Determining core versus noncore privileges
For organizations moving toward the development of a criteria-based core privileging system, determining whether a certain procedure or privilege is core or special/noncore can be problematic. Core are those procedures or privileges that any well-trained physician within a particular specialty or subspecialty should be competent to perform upon completion of postgraduate training.
Several factors should be considered when trying to identify specific privileges or special procedures that fall outside the core and therefore would be deemed special or noncore. These factors recognize the need for additional education, training, or recent experience to safely perform the procedure.
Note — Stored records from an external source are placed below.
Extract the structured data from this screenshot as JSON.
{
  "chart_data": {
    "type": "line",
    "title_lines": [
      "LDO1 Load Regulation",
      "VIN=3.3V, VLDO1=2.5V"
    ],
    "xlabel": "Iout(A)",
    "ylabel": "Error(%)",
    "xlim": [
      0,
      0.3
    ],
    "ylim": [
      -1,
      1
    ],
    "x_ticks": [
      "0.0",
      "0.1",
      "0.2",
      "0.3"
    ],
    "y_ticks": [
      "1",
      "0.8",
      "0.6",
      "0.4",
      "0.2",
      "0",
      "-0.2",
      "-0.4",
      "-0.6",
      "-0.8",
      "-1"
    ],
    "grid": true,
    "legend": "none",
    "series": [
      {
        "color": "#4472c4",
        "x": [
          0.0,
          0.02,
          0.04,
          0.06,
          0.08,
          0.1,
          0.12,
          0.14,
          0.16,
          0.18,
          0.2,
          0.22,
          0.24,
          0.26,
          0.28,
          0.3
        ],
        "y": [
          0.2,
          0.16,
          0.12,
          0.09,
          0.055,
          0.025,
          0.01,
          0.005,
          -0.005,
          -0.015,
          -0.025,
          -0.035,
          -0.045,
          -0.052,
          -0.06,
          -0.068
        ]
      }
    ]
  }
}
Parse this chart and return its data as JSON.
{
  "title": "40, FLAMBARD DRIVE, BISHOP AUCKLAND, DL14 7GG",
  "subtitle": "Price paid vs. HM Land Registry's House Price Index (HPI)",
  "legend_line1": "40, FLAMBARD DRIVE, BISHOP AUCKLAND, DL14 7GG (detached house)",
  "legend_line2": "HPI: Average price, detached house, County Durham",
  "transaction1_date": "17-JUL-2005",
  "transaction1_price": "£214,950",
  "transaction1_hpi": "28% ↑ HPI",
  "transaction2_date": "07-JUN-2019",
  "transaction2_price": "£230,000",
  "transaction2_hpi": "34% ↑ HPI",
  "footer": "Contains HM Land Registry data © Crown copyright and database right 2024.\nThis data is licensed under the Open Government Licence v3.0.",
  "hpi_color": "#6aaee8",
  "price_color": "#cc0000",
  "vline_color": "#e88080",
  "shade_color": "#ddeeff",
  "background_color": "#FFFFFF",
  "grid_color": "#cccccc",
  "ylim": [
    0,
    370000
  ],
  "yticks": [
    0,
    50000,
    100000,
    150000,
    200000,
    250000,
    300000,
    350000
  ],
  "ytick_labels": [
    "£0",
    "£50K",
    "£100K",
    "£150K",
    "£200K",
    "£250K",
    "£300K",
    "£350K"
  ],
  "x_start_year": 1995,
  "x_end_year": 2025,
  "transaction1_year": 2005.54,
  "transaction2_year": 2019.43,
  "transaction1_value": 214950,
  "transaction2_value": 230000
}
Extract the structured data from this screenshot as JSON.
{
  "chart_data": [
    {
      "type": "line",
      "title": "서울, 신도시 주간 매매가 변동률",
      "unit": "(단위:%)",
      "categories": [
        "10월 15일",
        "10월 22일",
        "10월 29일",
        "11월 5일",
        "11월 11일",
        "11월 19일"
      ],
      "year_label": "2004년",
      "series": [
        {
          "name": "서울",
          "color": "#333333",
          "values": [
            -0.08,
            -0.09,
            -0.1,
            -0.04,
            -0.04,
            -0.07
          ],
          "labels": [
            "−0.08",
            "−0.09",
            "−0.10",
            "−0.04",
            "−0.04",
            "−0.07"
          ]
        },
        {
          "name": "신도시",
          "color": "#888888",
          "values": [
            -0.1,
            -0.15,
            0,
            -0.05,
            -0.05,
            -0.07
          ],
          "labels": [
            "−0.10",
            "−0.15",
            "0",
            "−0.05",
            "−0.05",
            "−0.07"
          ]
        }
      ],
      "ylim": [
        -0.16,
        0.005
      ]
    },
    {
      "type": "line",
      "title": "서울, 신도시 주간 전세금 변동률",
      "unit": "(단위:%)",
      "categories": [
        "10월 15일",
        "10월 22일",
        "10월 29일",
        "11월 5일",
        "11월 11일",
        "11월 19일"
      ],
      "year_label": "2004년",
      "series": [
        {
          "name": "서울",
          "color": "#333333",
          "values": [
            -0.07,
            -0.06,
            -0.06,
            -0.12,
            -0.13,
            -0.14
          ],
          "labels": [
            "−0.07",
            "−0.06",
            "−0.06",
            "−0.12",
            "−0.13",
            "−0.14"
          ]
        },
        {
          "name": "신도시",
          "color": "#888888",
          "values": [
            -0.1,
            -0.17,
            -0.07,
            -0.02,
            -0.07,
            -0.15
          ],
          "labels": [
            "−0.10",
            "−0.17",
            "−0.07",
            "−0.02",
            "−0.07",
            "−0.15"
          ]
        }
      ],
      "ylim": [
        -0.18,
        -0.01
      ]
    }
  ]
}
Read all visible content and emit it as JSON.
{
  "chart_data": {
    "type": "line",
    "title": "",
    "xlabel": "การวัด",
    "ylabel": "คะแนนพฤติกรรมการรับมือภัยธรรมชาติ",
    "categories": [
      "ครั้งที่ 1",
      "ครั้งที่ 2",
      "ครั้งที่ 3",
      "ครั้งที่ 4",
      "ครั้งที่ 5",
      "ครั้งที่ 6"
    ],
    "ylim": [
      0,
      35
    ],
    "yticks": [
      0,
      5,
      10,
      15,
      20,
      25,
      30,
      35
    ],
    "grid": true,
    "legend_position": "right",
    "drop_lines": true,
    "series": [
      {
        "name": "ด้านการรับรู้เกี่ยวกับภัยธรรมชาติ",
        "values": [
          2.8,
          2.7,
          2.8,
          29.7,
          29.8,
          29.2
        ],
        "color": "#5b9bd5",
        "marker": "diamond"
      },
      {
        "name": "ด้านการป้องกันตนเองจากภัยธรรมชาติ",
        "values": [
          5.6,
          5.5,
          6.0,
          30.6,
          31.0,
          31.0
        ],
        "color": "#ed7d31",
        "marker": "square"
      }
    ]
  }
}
Factors to consider include the following:
- Knowledge. Does this procedure/privilege require additional education/training gained either within a postgraduate training program or via hands-on continuing medical education (CME)?
- Skill. Is a higher level of skill involved, or does the procedure require routine occurrence to maintain that particular skill?
- Judgment. Does the procedure require a higher level of judgment to perform than those procedures that are typically delineated within the core?
- Risk. Is it a high-risk procedure?
- Ability to manage complications. Is additional training/clinical skill/technique needed if complications arise?
- Technique. Is the clinical technique a new approach?
- Equipment. Was the technology or equipment recently introduced, and therefore, does it require additional training/clinical skill/judgment?
Typically, answering these questions requires clinical expertise from your physician leaders because these privileges and procedures may not be part of all postgraduate training programs. If the answer to more than one of these questions is “yes,” there should be further research and discussion with the department chair or their designee as to whether the procedure should be special or outside the core.
When a new technology or procedure first arrives on the scene, it may be by nature a noncore privilege due to its unfamiliarity. In many cases, as a new technology or procedure becomes increasingly commonplace, it will often transition into the core list. A good example of this is laparoscopic cholecystectomy for general surgeons. When it first was introduced in the late 1980s and early 1990s in the United States, it would have been a special privilege but today, it is considered a core privilege.